In a society transformed by freedom, vision and community, the millions of people held in prisons, detention centers and secret holding facilities would finally have a chance of securing a strong defense and access to a fair jury trial. Those in bondage because of human trafficking and forced labor would be freed from their captors and the homeless man, the refugee, and the immigrant family would all have a chance to live without the fear of arrest, deportation or exploitation. In a transformed world, the emotionally isolated and physically incapacitated are connected to a caring and nurturing community.

When we baptize, we dismantle the fundamental structures of exclusion in the world. We confront the system of economic disparity where the owner is disproportionately rewarded from the toil of the worker, where racism masquerades itself in law and order, where creeping fascism becomes evident in the militarization and brutality of law enforcement, where peoples civil liberties and due process are ignored in our court and immigration system. Lets step back and think about this.  Are we ready to shift our thinking about what it means to evangelize the nations? Can we be a Church that stands with those who yearn for freedom, that is guided by a vision where all are welcome? Can we be a Church that is BOLD?  

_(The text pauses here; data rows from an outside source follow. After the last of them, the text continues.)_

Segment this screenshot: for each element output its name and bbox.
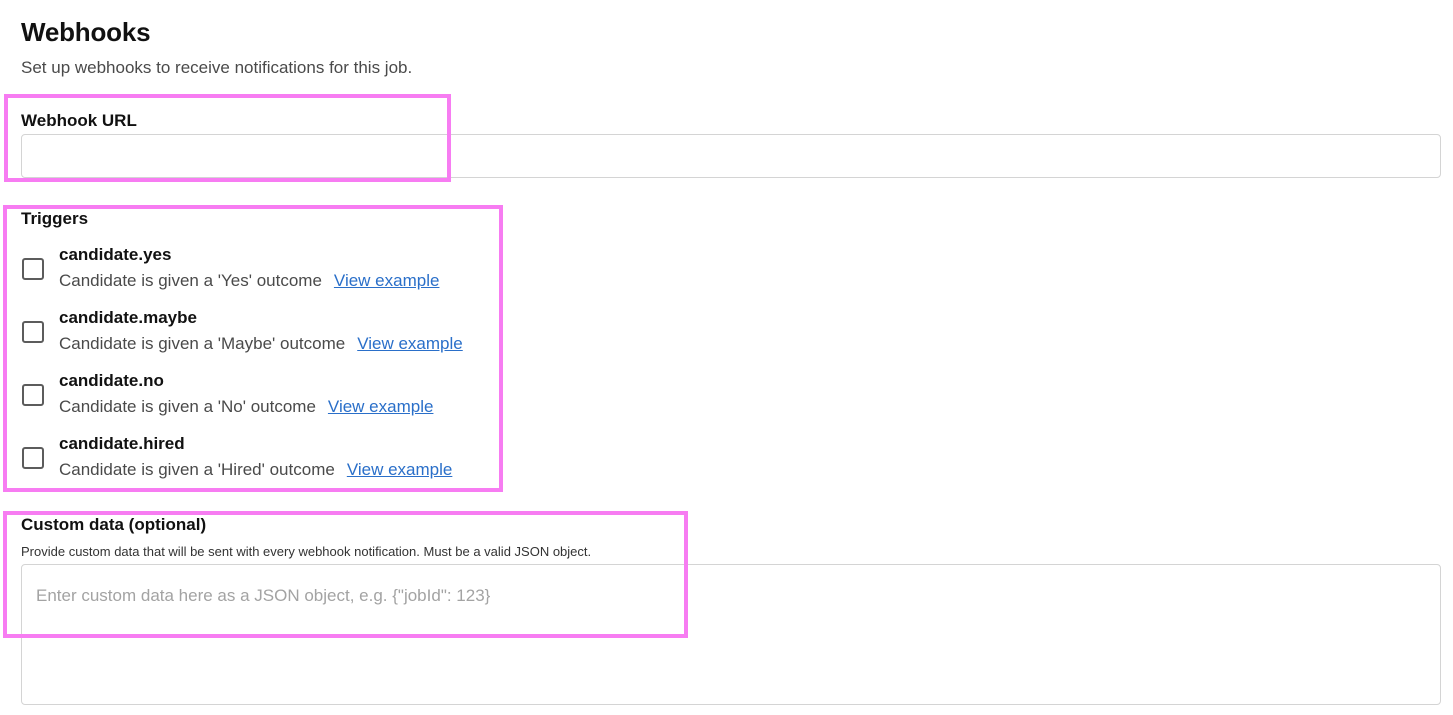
view-example-link[interactable]: View example (357, 334, 463, 353)
trigger-candidate-yes: candidate.yes Candidate is given a 'Yes'… (21, 244, 581, 294)
trigger-candidate-maybe: candidate.maybe Candidate is given a 'Ma… (21, 307, 581, 357)
trigger-checkbox-candidate-hired[interactable] (22, 447, 44, 469)
view-example-link[interactable]: View example (328, 397, 434, 416)
trigger-description: Candidate is given a 'Maybe' outcome (59, 334, 346, 353)
trigger-description-row: Candidate is given a 'Maybe' outcome View… (59, 333, 463, 355)
view-example-link[interactable]: View example (347, 460, 453, 479)
trigger-name: candidate.maybe (59, 308, 197, 327)
page-subtitle: Set up webhooks to receive notifications… (21, 58, 413, 77)
webhook-url-input[interactable] (21, 134, 1441, 178)
custom-data-label: Custom data (optional) (21, 515, 207, 534)
trigger-candidate-hired: candidate.hired Candidate is given a 'Hi… (21, 433, 581, 483)
trigger-description-row: Candidate is given a 'Hired' outcome View… (59, 459, 452, 481)
trigger-description: Candidate is given a 'Hired' outcome (59, 460, 335, 479)
trigger-description-row: Candidate is given a 'Yes' outcome View e… (59, 270, 439, 292)
view-example-link[interactable]: View example (334, 271, 440, 290)
custom-data-help-text: Provide custom data that will be sent wi… (21, 544, 592, 559)
trigger-candidate-no: candidate.no Candidate is given a 'No' o… (21, 370, 581, 420)
trigger-checkbox-candidate-no[interactable] (22, 384, 44, 406)
custom-data-textarea[interactable] (21, 564, 1441, 705)
triggers-label: Triggers (21, 209, 89, 228)
trigger-checkbox-candidate-yes[interactable] (22, 258, 44, 280)
trigger-description: Candidate is given a 'Yes' outcome (59, 271, 322, 290)
trigger-name: candidate.no (59, 371, 164, 390)
trigger-name: candidate.yes (59, 245, 172, 264)
webhook-url-label: Webhook URL (21, 111, 137, 130)
trigger-description: Candidate is given a 'No' outcome (59, 397, 316, 416)
trigger-checkbox-candidate-maybe[interactable] (22, 321, 44, 343)
trigger-description-row: Candidate is given a 'No' outcome View ex… (59, 396, 433, 418)
trigger-name: candidate.hired (59, 434, 185, 453)
page-title: Webhooks (21, 17, 151, 47)
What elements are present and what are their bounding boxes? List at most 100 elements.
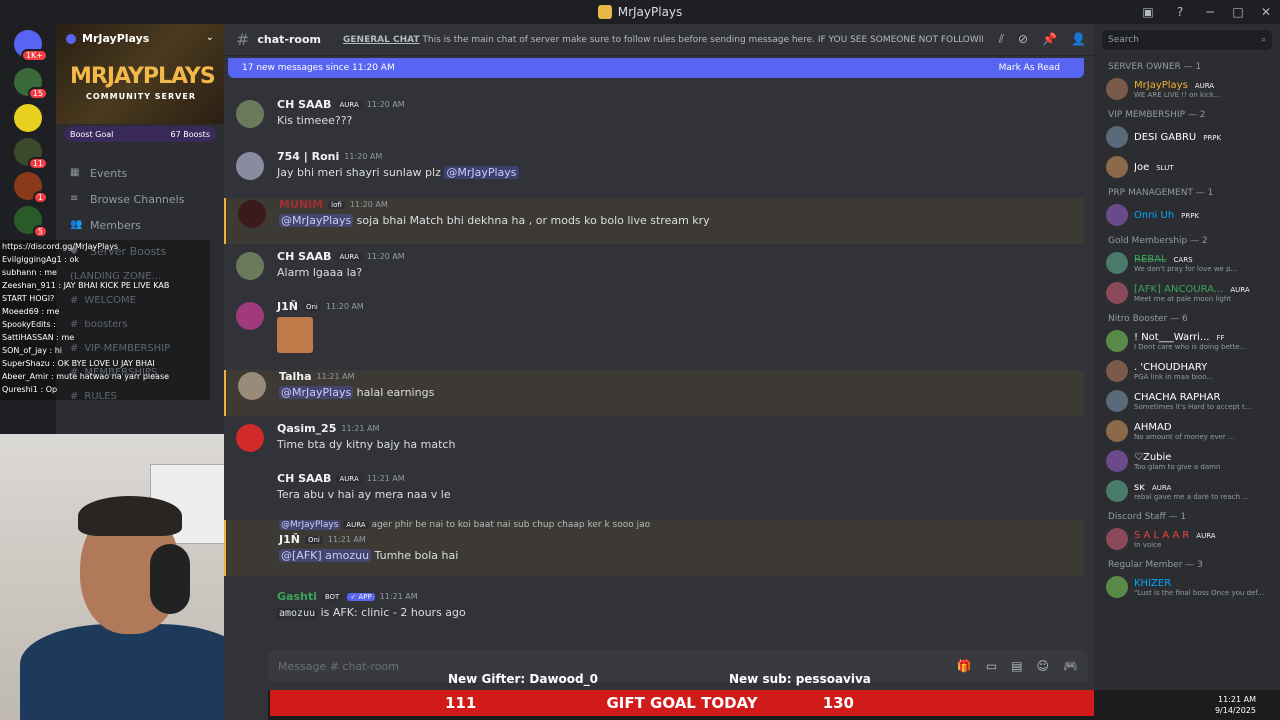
pin-icon[interactable]: 📌: [1042, 32, 1057, 47]
nav-events[interactable]: ▦ Events: [64, 160, 216, 186]
server-icon[interactable]: 15: [14, 68, 48, 100]
gift-goal-label: GIFT GOAL TODAY: [606, 694, 758, 712]
server-banner[interactable]: MrJayPlays ⌄ MRJAYPLAYS COMMUNITY SERVER: [56, 24, 224, 124]
member-item[interactable]: Joe SLUT: [1094, 152, 1280, 182]
user-mention[interactable]: @MrJayPlays: [444, 166, 519, 179]
member-name: DESI GABRU PRPK: [1134, 132, 1274, 143]
user-mention[interactable]: @MrJayPlays: [279, 386, 354, 399]
role-tag: AURA: [336, 100, 362, 109]
overlay-line: Moeed69 : me: [2, 307, 60, 316]
gift-target: 130: [822, 694, 854, 712]
search-input[interactable]: Search ⌕: [1102, 30, 1272, 50]
member-name: AHMAD: [1134, 421, 1172, 433]
avatar[interactable]: [238, 200, 266, 228]
member-item[interactable]: KHIZER "Lust is the final boss Once you d…: [1094, 572, 1280, 602]
mute-icon[interactable]: ⊘: [1018, 32, 1028, 47]
avatar[interactable]: [236, 152, 264, 180]
member-status: No amount of money ever ...: [1134, 432, 1235, 441]
member-item[interactable]: ♡Zubie Too glam to give a damn: [1094, 446, 1280, 476]
member-name: ! Not___Warri... FF: [1134, 332, 1274, 343]
streamer-body: [20, 624, 250, 720]
server-icon[interactable]: [14, 104, 42, 132]
avatar[interactable]: [238, 372, 266, 400]
message: CH SAAB AURA 11:20 AM Kis timeee???: [224, 98, 1084, 144]
role-tag: Oni: [304, 535, 323, 544]
message-text: @[AFK] amozuu Tumhe bola hai: [279, 549, 459, 562]
avatar[interactable]: [236, 302, 264, 330]
window-title: MrJayPlays: [597, 5, 682, 19]
avatar: [1106, 420, 1128, 442]
system-clock[interactable]: 11:21 AM 9/14/2025: [1215, 694, 1256, 716]
member-status: PGA link in maa bioo...: [1134, 372, 1213, 381]
member-item[interactable]: DESI GABRU PRPK: [1094, 122, 1280, 152]
member-item[interactable]: Onni Uh PRPK: [1094, 200, 1280, 230]
headphones: [150, 544, 190, 614]
avatar[interactable]: [236, 424, 264, 452]
member-item[interactable]: ꜱᴋ AURA rebal gave me a dare to reach ...: [1094, 476, 1280, 506]
member-name: ꜱᴋ AURA: [1134, 482, 1274, 493]
role-group-title: VIP MEMBERSHIP — 2: [1108, 110, 1206, 120]
role-group-title: SERVER OWNER — 1: [1108, 62, 1202, 72]
member-item[interactable]: R̶E̶B̶A̶L̶ CARS We don't pray for love we …: [1094, 248, 1280, 278]
new-messages-bar[interactable]: 17 new messages since 11:20 AM Mark As R…: [228, 58, 1084, 78]
threads-icon[interactable]: ⫽: [999, 32, 1004, 47]
channel-topic[interactable]: GENERAL CHAT This is the main chat of se…: [343, 35, 983, 45]
server-icon[interactable]: 11: [14, 138, 48, 170]
user-mention[interactable]: @[AFK] amozuu: [279, 549, 372, 562]
gift-icon[interactable]: 🎁: [957, 659, 972, 673]
message: J1Ň Oni 11:20 AM: [224, 300, 1084, 360]
calendar-icon: ▦: [70, 167, 80, 178]
avatar: [1106, 204, 1128, 226]
sticker-icon[interactable]: ▤: [1011, 659, 1022, 673]
inbox-icon[interactable]: ▣: [1140, 4, 1156, 20]
help-icon[interactable]: ?: [1172, 4, 1188, 20]
nav-browse-channels[interactable]: ≡ Browse Channels: [64, 186, 216, 212]
member-status: I Dont care who is doing bette...: [1134, 342, 1247, 351]
maximize-button[interactable]: □: [1224, 0, 1252, 24]
member-item[interactable]: AHMAD No amount of money ever ...: [1094, 416, 1280, 446]
role-tag: SLUT: [1153, 163, 1177, 172]
avatar: [1106, 78, 1128, 100]
games-icon[interactable]: 🎮: [1063, 659, 1078, 673]
avatar: [1106, 282, 1128, 304]
server-icon[interactable]: 1: [14, 172, 48, 204]
minimize-button[interactable]: ─: [1196, 0, 1224, 24]
gif-icon[interactable]: ▭: [986, 659, 997, 673]
server-icon[interactable]: 5: [14, 206, 48, 238]
server-header[interactable]: MrJayPlays: [66, 32, 149, 45]
reply-preview[interactable]: @MrJayPlays AURA ager phir be nai to koi…: [279, 520, 650, 530]
member-item[interactable]: S A L A A R AURA In voice: [1094, 524, 1280, 554]
boost-goal[interactable]: Boost Goal 67 Boosts: [64, 126, 216, 142]
member-item[interactable]: CHACHA RAPHAR Sometimes it's Hard to acce…: [1094, 386, 1280, 416]
member-item[interactable]: ! Not___Warri... FF I Dont care who is doi…: [1094, 326, 1280, 356]
member-name: R̶E̶B̶A̶L̶ CARS: [1134, 254, 1274, 265]
user-mention[interactable]: @MrJayPlays: [279, 214, 354, 227]
member-status: In voice: [1134, 540, 1162, 549]
member-status: Sometimes it's Hard to accept t...: [1134, 402, 1252, 411]
avatar: [1106, 330, 1128, 352]
role-tag: PRPK: [1178, 211, 1203, 220]
overlay-line: SattiHASSAN : me: [2, 333, 75, 342]
role-tag: FF: [1213, 333, 1228, 342]
member-item[interactable]: . 'CHOUDHARY PGA link in maa bioo...: [1094, 356, 1280, 386]
chevron-down-icon[interactable]: ⌄: [206, 32, 214, 43]
sticker-image[interactable]: [277, 317, 313, 353]
title-bar-icons: ▣ ?: [1140, 4, 1188, 20]
channel-header: # chat-room GENERAL CHAT This is the mai…: [224, 24, 1094, 56]
bot-tag: BOT: [321, 592, 343, 601]
nav-members[interactable]: 👥 Members: [64, 212, 216, 238]
avatar[interactable]: [236, 252, 264, 280]
avatar[interactable]: [236, 100, 264, 128]
direct-messages-icon[interactable]: 1K+: [14, 30, 48, 62]
title-bar: MrJayPlays ▣ ? ─ □ ✕: [0, 0, 1280, 24]
message-input[interactable]: Message # chat-room 🎁 ▭ ▤ ☺ 🎮: [268, 650, 1088, 682]
role-group-title: Regular Member — 3: [1108, 560, 1203, 570]
member-list-icon[interactable]: 👤: [1071, 32, 1086, 47]
mark-as-read-button[interactable]: Mark As Read: [999, 63, 1060, 73]
member-item[interactable]: [AFK] ANCOURA... AURA Meet me at pale moon…: [1094, 278, 1280, 308]
member-item[interactable]: MrJayPlays AURA WE ARE LIVE !! on kick...: [1094, 74, 1280, 104]
emoji-icon[interactable]: ☺: [1037, 659, 1050, 673]
list-icon: ≡: [70, 193, 79, 204]
avatar: [1106, 360, 1128, 382]
close-button[interactable]: ✕: [1252, 0, 1280, 24]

If we want to be bold, we cannot replace the Good News with rules and demands of obedience and our relationship with God cannot be expressed only on Sundays.  Remember our reading from Romans: we received the Spirit of freedom so that we no longer are enslaved by fear. We are the adopted sons and daughters of God and have been graced with a relationship with God, that we can call him Abba/Fatherand thus are co-heirs to eternal life with Christ.  If we believe these simple statements, then what do we have to fear in being a bold Church? 


A bold faith with high aspirations demands a faith response: to follow Christ, to imitate Christ - even to the point of giving our lives. If we do our job right we will probably suffer.  We will face opposition as we advocate for greater freedom and participation and there will be people trying to keep us down.  Opposition may be strong and at times and even overwhelming, but let us take our strength from this meal where we are nourished enough to  continue the Lucha, the Mission: to free captives, give sight to the blind and proclaim the Good News to the poor.